A Melancholic Black Series (Book 1): The Red Door
Page 4
As Nell cleans the gore off of Amberly’s face, she notices something remarkable: she’s rejuvenating itself. The life force of another is, not necessarily healing her, but giving her strength and her beauty is returning. She is dead, though she looks more alive now than ever.
“See?” Nell asks, finishing wiping off the blood. “Such a beautiful young lady!”
The good times are over rather quickly, as Nell grunts with frustration and disgust as she drags Sion’s mangled cadaver down the hall. Tears of heartbreak and terror stream down her face. There is nothing left, save for roughly, 10 pounds of chestnut-colored skin; a pound of brain matter; 2 pounds of intestine (1.5 large and .5 small). Very thorough for a small girl. If there is any solace to find in Sion’s death, it is: he was delicious from head to toes.
Literally.
Amberly follows closely behind. Looking at Nell, then to Sion. Like a hungry, insatiable dog watching its owner pour Kibble in to his bowl. She doesn’t care so much that Nell is touching her food, more curious as to where she’s taking it.
“Best to keep this out of sight, sweetie,” Nell reaches the basement and opens the door, yanking in the corpse. It thuds as it tumbles down the stairs, smacking on the cold concrete floor below. Nell tiresomely descends down the stairs to retrieve the dead postman.
She drags him to his new spot in the corner, right next to the water drain. Better to have the blood filter away through the pipes than to dam the entire first floor.
Nell dumps the body as Amberly runs to it; amazingly still eating. She’s still hungry. On top of that, she gets to dine in the dark, with minimal to no disturbances, and for Nell, out of sight equals out of mind.
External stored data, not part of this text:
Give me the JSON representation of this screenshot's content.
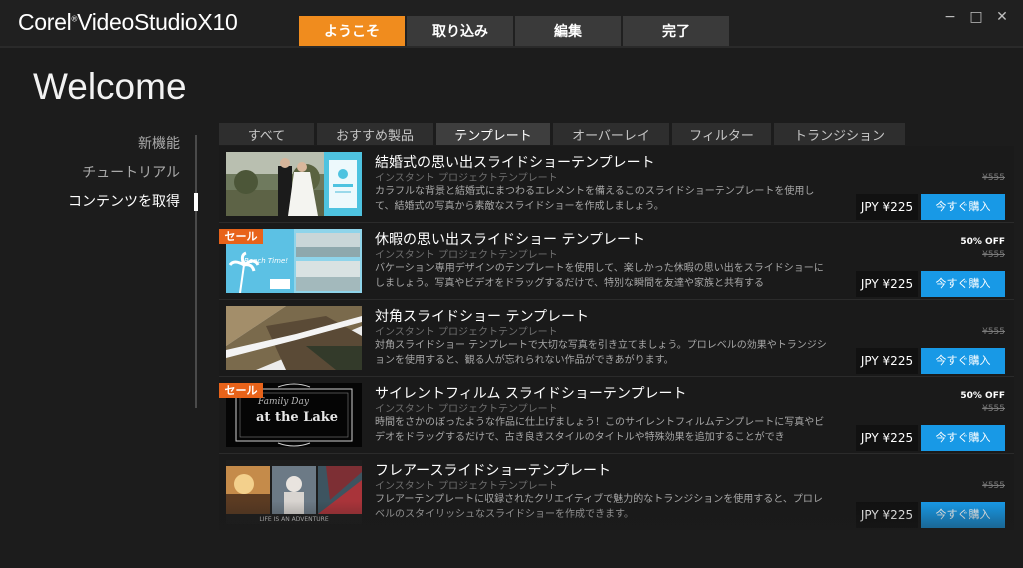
{
  "app": {
    "logo_corel": "Corel",
    "logo_product": "VideoStudio",
    "logo_version": "X10",
    "tabs": [
      "ようこそ",
      "取り込み",
      "編集",
      "完了"
    ],
    "active_tab": 0,
    "window_controls": {
      "minimize": "−",
      "maximize": "□",
      "close": "✕"
    }
  },
  "page": {
    "title": "Welcome"
  },
  "sidebar": {
    "items": [
      {
        "label": "新機能"
      },
      {
        "label": "チュートリアル"
      },
      {
        "label": "コンテンツを取得"
      }
    ],
    "active_index": 2
  },
  "filter_tabs": {
    "items": [
      "すべて",
      "おすすめ製品",
      "テンプレート",
      "オーバーレイ",
      "フィルター",
      "トランジション"
    ],
    "active_index": 2
  },
  "products": [
    {
      "title": "結婚式の思い出スライドショーテンプレート",
      "subtitle": "インスタント プロジェクトテンプレート",
      "description": "カラフルな背景と結婚式にまつわるエレメントを備えるこのスライドショーテンプレートを使用して、結婚式の写真から素敵なスライドショーを作成しましょう。",
      "sale": false,
      "discount": "",
      "original_price": "¥555",
      "price": "JPY ¥225",
      "buy_label": "今すぐ購入",
      "thumb": "wedding"
    },
    {
      "title": "休暇の思い出スライドショー テンプレート",
      "subtitle": "インスタント プロジェクトテンプレート",
      "description": "バケーション専用デザインのテンプレートを使用して、楽しかった休暇の思い出をスライドショーにしましょう。写真やビデオをドラッグするだけで、特別な瞬間を友達や家族と共有する",
      "sale": true,
      "sale_label": "セール",
      "discount": "50% OFF",
      "original_price": "¥555",
      "price": "JPY ¥225",
      "buy_label": "今すぐ購入",
      "thumb_caption": "Beach Time!",
      "thumb": "beach"
    },
    {
      "title": "対角スライドショー テンプレート",
      "subtitle": "インスタント プロジェクトテンプレート",
      "description": "対角スライドショー テンプレートで大切な写真を引き立てましょう。プロレベルの効果やトランジションを使用すると、観る人が忘れられない作品ができあがります。",
      "sale": false,
      "discount": "",
      "original_price": "¥555",
      "price": "JPY ¥225",
      "buy_label": "今すぐ購入",
      "thumb": "diagonal"
    },
    {
      "title": "サイレントフィルム スライドショーテンプレート",
      "subtitle": "インスタント プロジェクトテンプレート",
      "description": "時間をさかのぼったような作品に仕上げましょう！このサイレントフィルムテンプレートに写真やビデオをドラッグするだけで、古き良きスタイルのタイトルや特殊効果を追加することができ",
      "sale": true,
      "sale_label": "セール",
      "discount": "50% OFF",
      "original_price": "¥555",
      "price": "JPY ¥225",
      "buy_label": "今すぐ購入",
      "thumb_caption_1": "Family Day",
      "thumb_caption_2": "at the Lake",
      "thumb": "silent"
    },
    {
      "title": "フレアースライドショーテンプレート",
      "subtitle": "インスタント プロジェクトテンプレート",
      "description": "フレアーテンプレートに収録されたクリエイティブで魅力的なトランジションを使用すると、プロレベルのスタイリッシュなスライドショーを作成できます。",
      "sale": false,
      "discount": "",
      "original_price": "¥555",
      "price": "JPY ¥225",
      "buy_label": "今すぐ購入",
      "thumb_caption": "LIFE IS AN ADVENTURE",
      "thumb": "flare"
    }
  ]
}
“You haven’t had enough?” Nell asks even though she could correctly guess the answer. Amberly is constantly hungry. To imagine the energy it takes to fuel the recently resurrected. Instant digestion in a body that is now built for doing nothing but killing and eating. She’s unearthly fast and inexplicably quiet. Even a normal child running around all day tends to eat a big meal.
Sion wasn’t a big man, but he was a grown adult. Even he cannot fill Amberly’s hunger for more than thirty minutes. What Amberly needs is a bigger food supply.
For Nell, an epiphany: taller… meatier men.
VIII
Later that day…
“Heaven help us,” begs a shocked Rodney as he stares at the blood covering his living room floor. He knows there is something wrong. He’s no idea who is at fault, but unlike Nell with her head in the clouds, his head is firmly still planted on his shoulders. Still based in reality and aware that there are going to be very serious consequences for whatever has happened.
Amberly came back to them and brought along a new ravenous appetite. There’s so much blood covering the home. The question: from what? Or whom? It isn’t from raw meat, hat much he does know. What has Nell done? He asks himself, unable to answer it. Unable to answer any of the dozen questions running through his head.
The only logical—though insane—thing to do is to follow the blood trail to its inevitable conclusion. It has to be a body. Just has to be. He just doesn’t know who. Olave isn’t a small place, but there’s only a dozen people that would ever bother coming to their home. That’s what makes it that much harder: what if it is someone Rodney knows? Someone he likes.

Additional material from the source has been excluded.